2: The Trigger This issue seems to require multiple things to happen to trigger. One of the triggers, is RCON use. We know this because of the GameTracker scanning issue that happened. We increased scanning frequency, and crashes went through the roof. Se stopped that quickly, and now use a much more passive method of acquiring data (similar to that of what the server browser uses). Some other third party companies have tried to scan us regularly, and those have been blocked, to ensure as much stability as possible. This is also why we have made the suggestion to limit RCON use, as it may affect stability.
3: What has been done so far? Every crash, on every server we have is logged. Analyzed, and recorded in a database. Treyarch has direct access to this information to assist them in finding and repairing the problem. This bug is elusive, and nearly impossible to replicate on demand (we have tried, a lot to force a server to crash, but have not been successful). This is important, because, if we can't replicate it on demand, 'testing' of new code becomes virtually impossible. New code requires client updates, as well as server updates, so the only way to know for sure, is to release the patch with the fixes that have been made.
This is not to say treyarch has not tried to verify the fixes! They have test servers up, the populate them, they keep them running for days while troubleshooting. But, as we can't replicate crashes on demand, their tests can show no problems, but when it gets out into the real world... then we see the results.
So, that's the real deal. The short of it is that we at least know where the crash is happening, we know its triggers, and have created a complete crash database and tracking system to assist in finding the solution. Treyarch is working continuously to try to repair this (and other issues in the game). For example, there was a crash exploit that could have allowed anyone to crash a server on demand (different thing than the crash bug). That was fixed in the latest release before it got into the wild, which is a very, very good thing.

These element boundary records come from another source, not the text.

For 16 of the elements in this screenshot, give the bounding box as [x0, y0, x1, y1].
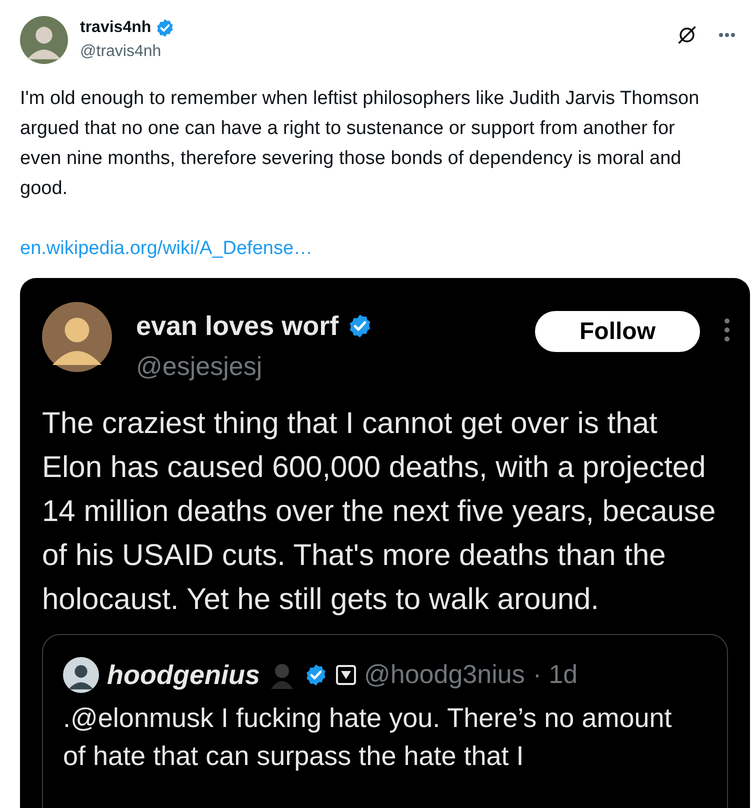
- author-name: evan loves worf: [136, 310, 339, 343]
- post-text: The craziest thing that I cannot get over is that Elon has caused 600,000 deaths, with a projected 14 million deaths over the next five years, because of his USAID cuts. That's more deaths than the holocaust. Yet he still gets to walk around.: [42, 406, 717, 618]
- avatar: [63, 656, 99, 693]
- slashed-circle-icon[interactable]: [676, 24, 698, 46]
- follow-button[interactable]: Follow: [535, 311, 700, 352]
- quoted-text: .@elonmusk I fucking hate you. There’s no amount of hate that can surpass the hate that I: [63, 702, 673, 773]
- more-icon[interactable]: [718, 32, 736, 38]
- author-handle: @esjesjesj: [136, 350, 262, 380]
- author-name[interactable]: travis4nh: [80, 16, 152, 40]
- quoted-author-handle: @hoodg3nius: [364, 658, 525, 692]
- quoted-author-name: hoodgenius: [107, 658, 260, 692]
- tweet-text: I'm old enough to remember when leftist philosophers like Judith Jarvis Thomson argued that no one can have a right to sustenance or support from another for even nine months, therefore severing those bonds of dependency is moral and good.: [19, 87, 700, 201]
- post-time: · 1d: [532, 658, 578, 692]
- author-handle[interactable]: @travis4nh: [80, 43, 162, 60]
- more-icon[interactable]: [724, 318, 730, 342]
- avatar[interactable]: [42, 302, 112, 372]
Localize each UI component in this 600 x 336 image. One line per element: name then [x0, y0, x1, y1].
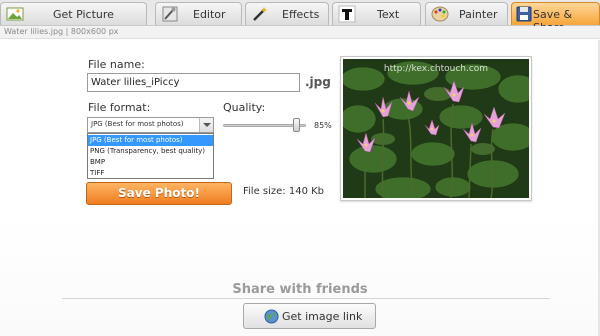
file-extension: .jpg [305, 75, 331, 89]
tab-get-picture[interactable]: Get Picture [0, 2, 147, 25]
tab-label: Painter [459, 8, 498, 21]
format-option-png[interactable]: PNG (Transparency, best quality) [88, 146, 213, 157]
globe-icon [264, 309, 279, 324]
format-option-jpg[interactable]: JPG (Best for most photos) [88, 135, 213, 146]
quality-slider-handle[interactable] [293, 118, 300, 132]
get-image-link-label: Get image link [282, 310, 363, 323]
palette-icon [431, 6, 449, 22]
quality-value: 85% [314, 121, 332, 130]
chevron-down-icon[interactable] [199, 118, 213, 132]
quality-label: Quality: [223, 101, 266, 114]
water-lilies-image: http://kex.chtouch.com [343, 59, 529, 198]
format-label: File format: [88, 101, 151, 114]
get-image-link-button[interactable]: Get image link [243, 303, 376, 329]
file-info-bar: Water lilies.jpg | 800x600 px [0, 26, 600, 39]
format-option-bmp[interactable]: BMP [88, 157, 213, 168]
filename-label: File name: [88, 58, 145, 71]
wand-icon [253, 7, 267, 21]
format-select[interactable]: JPG (Best for most photos) [87, 117, 214, 133]
tab-save-share[interactable]: Save & Share [511, 2, 600, 34]
save-icon [516, 6, 532, 22]
format-dropdown-list: JPG (Best for most photos) PNG (Transpar… [87, 133, 214, 179]
save-photo-button[interactable]: Save Photo! [86, 182, 232, 205]
tab-editor[interactable]: Editor [155, 2, 242, 25]
tab-label: Effects [282, 8, 320, 21]
tab-label: Get Picture [53, 8, 114, 21]
tools-icon [162, 6, 178, 22]
tab-label: Text [377, 8, 400, 21]
share-title: Share with friends [232, 282, 368, 297]
tab-bar: Get Picture Editor Effects Text Painter … [0, 0, 600, 34]
format-option-tiff[interactable]: TIFF [88, 168, 213, 179]
photo-icon [6, 7, 24, 21]
tab-painter[interactable]: Painter [425, 2, 508, 25]
photo-preview: http://kex.chtouch.com [340, 56, 532, 201]
photo-watermark: http://kex.chtouch.com [384, 64, 488, 74]
text-t-icon [338, 5, 356, 23]
tab-label: Editor [193, 8, 226, 21]
divider [62, 298, 550, 299]
tab-effects[interactable]: Effects [245, 2, 329, 25]
tab-text[interactable]: Text [332, 2, 421, 25]
file-info-text: Water lilies.jpg | 800x600 px [4, 27, 119, 36]
file-size-text: File size: 140 Kb [243, 186, 325, 197]
filename-input[interactable]: Water lilies_iPiccy [87, 73, 300, 92]
format-selected-value: JPG (Best for most photos) [91, 120, 184, 128]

If you have other questions, I will monitor this thread to try to answer them. Just note, that I do not speak directly to Treyarch developers, so I can primarily only answer questions that would be related to Gameservers.
- Quote:
-
On demand replication is really critical to bug solving. When I say can't replicate, I mean, we throw GT requests at a box, repeatedly, for an hour or more, and can't get it to crash.
Trying to solve a problem requires more instant ****. We know we can have it crash here or there, but if we can duplicate the exact conditions and 'make' it crash, now there is a way to really narrow in on the exact piece of code that is the culprit.
- Quote:
-
To address some speculation.
1: Rcon tool has shown to cause an 'increase' in crashes. Please don't mistake 'not using the tool' to 'no crashes'. Rcon use, in general, be it tool or scans is a trigger. We know this, we have verified this.
2: We have tried spamming rcon packets. We have spent a lot of time trying to replicate this. We know full servers have a higher probability of crashing. We have taken the servers that crash most often (by our crash log database), and spammed them to no end. We have not been able to make them crash on demand.
What this means, most likely, is that rcon is not the sole cause. This means that something, within the game must be present in a specific state before the crash happens. It probably ALSO means that it requires both game state 'and' some rcon command.
3: We are not saying you have to come to terms, and that it will never be fixed. That is very unlikely. What 'is' likely, is that it will take longer to fix.
I have done my absolute best to be as candid as possible. I'm not saying anyone should be happy with the information I've provided. We're not happy. However, we know that we are doing everything we can do. We're still working on reproducing the crash on demand. We are working on behalf of every server renter here to help get this solved.
Thank you for taking the time to read this.
Zachary Williams Gameservers.com
- Quote:
-
There are no other ways we are aware of to lower the rate of crashes, other that keeping rcon use to a minimum. Unfortunately, that is all that can be done currently.
|